While tornadoes can occur all over the world, they are most frequent in the United States, where some 1,000 tornadoes per year touch down, killing on average 60 people and causing around $850 million in damage nationwide.
Tornado Intensity
The intensity of tornadoes is measured by the Fujita Scale.

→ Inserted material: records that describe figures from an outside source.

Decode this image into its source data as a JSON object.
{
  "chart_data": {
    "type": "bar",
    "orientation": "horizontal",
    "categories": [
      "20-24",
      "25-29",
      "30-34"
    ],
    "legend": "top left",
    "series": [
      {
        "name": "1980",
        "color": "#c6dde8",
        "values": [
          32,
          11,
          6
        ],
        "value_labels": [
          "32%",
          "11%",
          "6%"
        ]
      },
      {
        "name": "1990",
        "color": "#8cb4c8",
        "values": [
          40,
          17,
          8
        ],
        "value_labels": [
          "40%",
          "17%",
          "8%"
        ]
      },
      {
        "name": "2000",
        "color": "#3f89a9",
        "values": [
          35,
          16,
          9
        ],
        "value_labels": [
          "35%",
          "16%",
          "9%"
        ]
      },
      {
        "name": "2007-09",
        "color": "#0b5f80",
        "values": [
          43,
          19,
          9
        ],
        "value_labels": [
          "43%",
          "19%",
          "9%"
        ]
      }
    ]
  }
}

The scale is divided into levels ranging from F0 to F6, with F6 being the strongest (and rarest) tornado.
The Fujita Scale
F-Scale Number |
Intensity |
Wind Speed |
Type of Damage Done |
F0 |
Gale tornado |
65-112 km/h |
Some damage to chimneys; breaks branches off trees; pushes over
shallow-rooted trees; damages signs. |
F1 |
Moderate tornado |
113-180 km/h |
Peels shingles off roofs; mobile homes pushed off foundations or overturned;
moving autos pushed off roads; attached garages destroyed. |
F2 |
Significant tornado |
181-252 km/h |
Considerable damage: roofs torn off houses; mobile homes
demolished; boxcars pushed over; large trees snapped or uprooted; light
object missiles generated. |
F3 |
Severe tornado |
253-332 km/h |
Roof and some walls torn off well constructed houses; trains
overturned; most trees in forests uprooted |
F4 |
Devastating tornado |
333-418 km/h |
Well-constructed houses leveled; structures with weak foundations
blown off some distance; cars thrown and large missiles generated. |
F5 |
Incredible tornado |
419-512 km/h |
Strong frame houses lifted off foundations and carried considerable
distances to disintegrate; automobile sized missiles fly through the air
in excess of 100 meters; trees debarked; steel re-enforced concrete
structures badly damaged. |
F6 |
Inconceivable tornado |
512-610 km/h |
Very rare. Damage these tornadoes might
produce would probably not be recognizable along with the mess produced
by F4 and F5 winds that would surround the F6 wind. |
Note that the Fujita scale measures intensity - the strength of a tornado's winds, not the size of the funnel cloud. Large tornadoes can be weak, while small tornadoes can be strong.
 
In 1987, an F3-F4 tornado touched down in Edmonton, Alberta, spending over an hour on the ground and causing 27 deaths and $250 million in damages as it worked its way for 40 kilometres across the edge of the city at 35 km/h.
  The tornado approaching Edmonton (left) and what was left of the Evergreen trailer park afterward.